Television and Film
- Many contemporary pirate films feature stage versions of West Country accents. e.g. Treasure Island, Blackbeard the Pirate, and Pirates of the Caribbean.
- The film Hot Fuzz was filmed in Wells in Somerset and includes many examples of the dialect. One character's accent is so broad that he can only speak to the protagonist with the help of two successive interpretations from local police officers.
- Samwise Gamgee and Meriadoc Brandybuck, as played by Sean Astin and Dominic Monaghan respectively in The Lord of the Rings film trilogy, both speak with a distinct West Country accent.
- The Little Britain character Vicky Pollard is supposedly from a fictional town called Darkley Noone, but speaks with an obviously Bristolian accent and makes reference to places around the Bristol area.
- The BBC series Poldark (aired in 1975–1977), based on novels by Winston Graham, is set in Cornwall; most characters speak with Cornish or West Country accents.

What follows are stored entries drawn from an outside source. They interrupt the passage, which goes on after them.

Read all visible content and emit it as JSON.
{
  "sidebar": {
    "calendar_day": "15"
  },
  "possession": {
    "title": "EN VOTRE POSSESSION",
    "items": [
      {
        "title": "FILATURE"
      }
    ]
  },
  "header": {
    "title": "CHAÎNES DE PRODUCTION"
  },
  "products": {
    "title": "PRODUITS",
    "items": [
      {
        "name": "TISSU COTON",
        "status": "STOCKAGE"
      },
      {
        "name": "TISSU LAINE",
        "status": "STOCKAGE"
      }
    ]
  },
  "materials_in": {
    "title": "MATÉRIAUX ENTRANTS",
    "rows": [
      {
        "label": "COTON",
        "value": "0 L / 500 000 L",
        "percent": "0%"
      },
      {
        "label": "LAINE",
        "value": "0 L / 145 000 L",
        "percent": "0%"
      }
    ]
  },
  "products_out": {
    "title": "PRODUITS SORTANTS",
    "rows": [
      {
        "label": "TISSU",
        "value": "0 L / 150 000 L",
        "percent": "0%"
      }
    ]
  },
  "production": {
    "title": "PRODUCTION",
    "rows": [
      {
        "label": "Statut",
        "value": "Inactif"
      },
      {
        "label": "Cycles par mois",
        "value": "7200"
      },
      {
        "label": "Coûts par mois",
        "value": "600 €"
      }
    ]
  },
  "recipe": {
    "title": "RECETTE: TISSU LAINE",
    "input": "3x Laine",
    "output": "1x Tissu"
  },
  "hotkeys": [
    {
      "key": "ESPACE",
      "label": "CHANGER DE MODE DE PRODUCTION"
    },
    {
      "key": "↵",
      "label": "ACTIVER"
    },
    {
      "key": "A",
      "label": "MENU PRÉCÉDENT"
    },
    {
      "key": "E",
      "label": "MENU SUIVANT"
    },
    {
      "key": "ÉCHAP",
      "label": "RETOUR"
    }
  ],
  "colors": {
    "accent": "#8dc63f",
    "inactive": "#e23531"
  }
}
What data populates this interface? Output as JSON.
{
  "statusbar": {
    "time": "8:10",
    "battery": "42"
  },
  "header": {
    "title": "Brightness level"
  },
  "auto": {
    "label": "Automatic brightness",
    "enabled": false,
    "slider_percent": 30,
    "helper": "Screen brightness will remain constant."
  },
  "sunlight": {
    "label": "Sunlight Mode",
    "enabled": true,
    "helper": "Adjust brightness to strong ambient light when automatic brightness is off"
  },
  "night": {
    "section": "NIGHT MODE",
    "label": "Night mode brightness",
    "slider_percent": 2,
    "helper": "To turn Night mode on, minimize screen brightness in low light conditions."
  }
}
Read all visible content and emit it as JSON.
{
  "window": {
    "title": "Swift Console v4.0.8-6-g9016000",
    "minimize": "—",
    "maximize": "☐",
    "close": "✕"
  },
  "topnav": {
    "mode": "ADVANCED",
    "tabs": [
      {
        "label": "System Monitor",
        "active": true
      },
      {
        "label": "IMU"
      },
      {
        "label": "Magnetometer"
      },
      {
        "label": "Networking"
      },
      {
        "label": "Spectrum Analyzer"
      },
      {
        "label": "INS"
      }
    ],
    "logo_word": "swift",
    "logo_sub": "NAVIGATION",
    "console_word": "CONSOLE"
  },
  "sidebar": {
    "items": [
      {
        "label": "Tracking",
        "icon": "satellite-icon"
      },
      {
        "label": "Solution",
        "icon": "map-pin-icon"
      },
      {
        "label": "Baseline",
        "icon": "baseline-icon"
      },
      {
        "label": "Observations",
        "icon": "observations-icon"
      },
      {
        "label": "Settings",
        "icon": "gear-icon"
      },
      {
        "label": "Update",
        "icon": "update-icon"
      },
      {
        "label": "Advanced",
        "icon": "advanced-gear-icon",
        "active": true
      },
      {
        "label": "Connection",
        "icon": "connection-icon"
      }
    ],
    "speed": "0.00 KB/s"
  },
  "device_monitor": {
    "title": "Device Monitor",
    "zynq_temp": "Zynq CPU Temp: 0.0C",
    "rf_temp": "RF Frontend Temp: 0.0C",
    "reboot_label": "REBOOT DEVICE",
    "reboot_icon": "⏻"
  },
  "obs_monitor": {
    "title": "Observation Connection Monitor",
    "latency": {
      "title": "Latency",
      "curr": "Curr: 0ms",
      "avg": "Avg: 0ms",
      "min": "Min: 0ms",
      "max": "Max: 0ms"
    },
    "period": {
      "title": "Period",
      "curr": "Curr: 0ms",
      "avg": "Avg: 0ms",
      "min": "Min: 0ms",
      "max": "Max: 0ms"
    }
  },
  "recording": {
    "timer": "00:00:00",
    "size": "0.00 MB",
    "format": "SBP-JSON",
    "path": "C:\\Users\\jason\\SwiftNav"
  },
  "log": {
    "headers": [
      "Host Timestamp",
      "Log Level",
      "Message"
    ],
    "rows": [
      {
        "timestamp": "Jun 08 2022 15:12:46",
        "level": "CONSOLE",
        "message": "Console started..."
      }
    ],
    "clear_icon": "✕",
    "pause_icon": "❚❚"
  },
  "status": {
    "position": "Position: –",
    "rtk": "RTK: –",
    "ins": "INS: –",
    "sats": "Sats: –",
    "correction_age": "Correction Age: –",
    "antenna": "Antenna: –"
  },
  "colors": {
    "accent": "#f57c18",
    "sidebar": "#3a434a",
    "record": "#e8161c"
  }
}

- In the ITV soap Echo Beach, set in a fictional Cornish town, a handful of characters have Cornish accents of variable accuracy.
- Time Team's Phil Harding speaks with an authentic Wiltshire accent.
- Holby City and Casualty are BBC hospital dramas set in the fictional city of Holby, which is approximated to Bristol, and many of the characters speak in a West Country accent.
- Doc Martin, an ITV series set in Cornwall, features an array of variable accurate West Country accents.
- Justin Lee Collins, comedian and presenter, speaks with a distinct Bristolian accent.
- Wheatley, one of the main characters in Portal 2, was voiced by Stephen Merchant, who speaks with a Bristol accent.
- The 1970s incarnation of the ITV series The Tomorrow People features the character of Tyso Boswell (played by Dean Lawrence), a Romani boy who speaks in a West Country accent.
- Hagrid from the Harry Potter franchise is noted for his distinct West Country accent.